Pearl pleasant to prince’s pleasure,
Most cleanly closed in gold so clear!
Out of the Orient, I boldly say,
I never proved her precious equal;
So round, so beautiful in every point!
So small, so smooth, her sides were!
Wheresoever I judged gemmes gay
I set her singly in singleness.
Alas! I lost her in an arbour;
Through the grass to the ground it from
me went.
I pine, sorely wounded by dangerous love
Of that especial pearl without spot.
The father calls himself a jeweller; the pearl is his daughter. He has lost the pearl in the grass; it has gone to the ground, and he cannot find it; that is, his daughter is dead and buried.

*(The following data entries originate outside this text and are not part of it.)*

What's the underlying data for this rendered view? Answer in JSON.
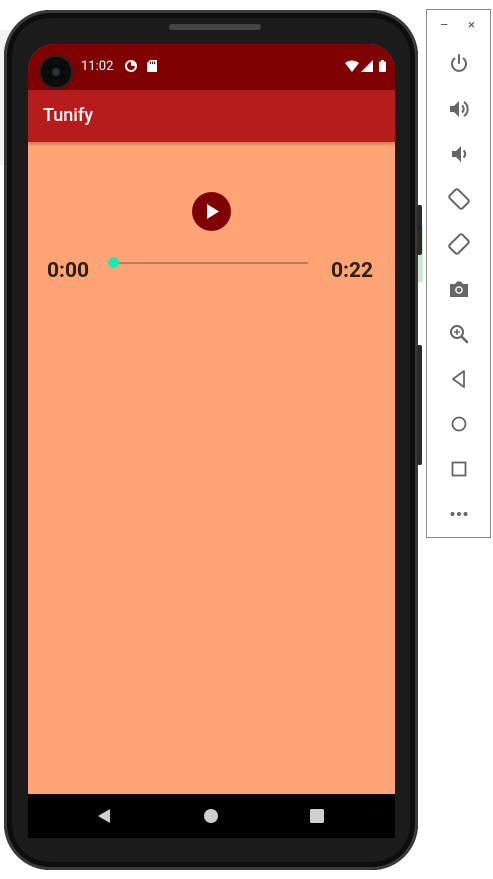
{
  "status_bar": {
    "time": "11:02",
    "background": "#7f0000"
  },
  "app": {
    "title": "Tunify",
    "app_bar_color": "#b71c1c",
    "background": "#ffa474"
  },
  "player": {
    "elapsed": "0:00",
    "duration": "0:22",
    "progress": 0,
    "accent": "#1de9b6",
    "button_icon": "play-icon"
  },
  "navigation": [
    "back-icon",
    "home-icon",
    "recents-icon"
  ],
  "emulator_panel": {
    "window_controls": [
      "–",
      "×"
    ],
    "tools": [
      "power-icon",
      "volume-up-icon",
      "volume-down-icon",
      "rotate-left-icon",
      "rotate-right-icon",
      "camera-icon",
      "zoom-icon",
      "back-icon",
      "home-icon",
      "overview-icon",
      "more-icon"
    ]
  }
}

Perhaps the most touching line is one in which he says to the grave:
O moul, thou marrez a myry mele.
(O mould, thou marrest a merry talk.)
The poet, who is surely the father himself, cannot always keep up the allegory; his heart burns holes in it constantly; at one time he says she, at another it, and, between the girl and the pearl, the poem is bewildered. But the allegory helps him out with what he means notwithstanding; for although the highest aim of poetry is to say the deepest things in the simplest manner, humanity must turn from mode to mode, and try a thousand, ere it finds the best. The individual, in his new endeavour to make “the word cousin to the deed,” must take up the forms his fathers have left him, and add to them, if he may, new forms of his own. In both the great revivals of literature, the very material of poetry was allegory.

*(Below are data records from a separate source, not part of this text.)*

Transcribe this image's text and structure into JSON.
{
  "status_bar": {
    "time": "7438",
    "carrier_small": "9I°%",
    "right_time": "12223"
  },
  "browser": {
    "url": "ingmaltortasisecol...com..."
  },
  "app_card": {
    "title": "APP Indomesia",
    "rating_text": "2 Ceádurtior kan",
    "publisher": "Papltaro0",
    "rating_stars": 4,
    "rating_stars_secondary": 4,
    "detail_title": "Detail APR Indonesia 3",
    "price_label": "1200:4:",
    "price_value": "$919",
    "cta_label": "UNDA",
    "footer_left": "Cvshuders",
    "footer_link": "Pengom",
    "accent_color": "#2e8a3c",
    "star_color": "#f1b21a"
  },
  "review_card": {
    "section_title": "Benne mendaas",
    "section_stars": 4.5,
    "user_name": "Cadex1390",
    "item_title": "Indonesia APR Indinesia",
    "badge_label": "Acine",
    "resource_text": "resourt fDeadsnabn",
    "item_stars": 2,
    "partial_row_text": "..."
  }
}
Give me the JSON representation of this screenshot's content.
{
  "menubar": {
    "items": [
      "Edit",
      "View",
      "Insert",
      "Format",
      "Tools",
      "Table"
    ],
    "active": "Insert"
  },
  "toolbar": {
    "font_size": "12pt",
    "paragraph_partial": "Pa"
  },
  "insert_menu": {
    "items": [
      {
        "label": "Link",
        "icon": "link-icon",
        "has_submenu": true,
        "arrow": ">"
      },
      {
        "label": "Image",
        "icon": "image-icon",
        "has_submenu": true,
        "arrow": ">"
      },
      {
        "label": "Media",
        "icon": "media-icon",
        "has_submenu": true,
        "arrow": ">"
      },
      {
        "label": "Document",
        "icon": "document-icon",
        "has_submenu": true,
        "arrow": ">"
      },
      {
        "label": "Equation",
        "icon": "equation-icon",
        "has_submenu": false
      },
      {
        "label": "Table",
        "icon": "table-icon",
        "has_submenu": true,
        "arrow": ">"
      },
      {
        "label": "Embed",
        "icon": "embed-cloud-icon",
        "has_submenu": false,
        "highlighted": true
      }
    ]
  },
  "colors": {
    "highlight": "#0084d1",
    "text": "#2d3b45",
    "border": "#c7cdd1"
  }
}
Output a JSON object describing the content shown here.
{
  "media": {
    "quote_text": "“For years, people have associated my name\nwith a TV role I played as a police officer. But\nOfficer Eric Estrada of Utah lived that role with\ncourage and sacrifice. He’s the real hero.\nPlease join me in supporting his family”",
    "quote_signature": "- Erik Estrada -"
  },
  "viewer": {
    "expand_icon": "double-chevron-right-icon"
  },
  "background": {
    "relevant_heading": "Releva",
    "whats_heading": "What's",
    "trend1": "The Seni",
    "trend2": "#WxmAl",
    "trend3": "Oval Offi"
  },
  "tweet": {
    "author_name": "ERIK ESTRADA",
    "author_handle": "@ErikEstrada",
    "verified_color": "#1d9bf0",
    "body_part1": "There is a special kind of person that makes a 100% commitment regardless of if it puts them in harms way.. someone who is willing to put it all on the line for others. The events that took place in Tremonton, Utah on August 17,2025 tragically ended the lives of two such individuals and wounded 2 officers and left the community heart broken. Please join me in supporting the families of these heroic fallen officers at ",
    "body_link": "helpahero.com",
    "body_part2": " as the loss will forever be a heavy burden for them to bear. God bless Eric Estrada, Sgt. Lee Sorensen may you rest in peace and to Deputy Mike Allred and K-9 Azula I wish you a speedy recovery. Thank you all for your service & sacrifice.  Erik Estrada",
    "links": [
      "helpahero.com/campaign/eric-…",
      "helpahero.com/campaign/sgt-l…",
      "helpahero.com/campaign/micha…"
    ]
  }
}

The father falls asleep on his child’s grave, and has a dream, or rather a vision, of a country where everything—after the childish imagination which invents differences instead of discovering harmonies—is super-naturally beautiful: rich rocks with a gleaming glory, crystal cliffs, woods with blue trunks and leaves of burnished silver, gravel of precious Orient pearls, form the landscape, in which are delicious fruits, and birds of flaming colours and sweet songs: its loveliness no man with a tongue is worthy to describe. He comes to the bank of a river:
Swinging sweet the water did sweep
With a whispering speech flowing adown;
(Wyth a rownande rourde raykande aryght)
and the stones at the bottom were shining like stars. It is a noteworthy specimen of the mode in which the imagination works when invention is dissociated from observation and faith. But the sort of way in which some would improve the world now, if they might, is not so very far in advance of this would-be glorification of Nature. The barest heath and sky have lovelinesses infinitely beyond the most gorgeous of such phantasmagoric idealization of her beauties; and the most wretched condition of humanity struggling for existence contains elements of worth and future development inappreciable by the philanthropy that would elevate them by cultivating their self-love.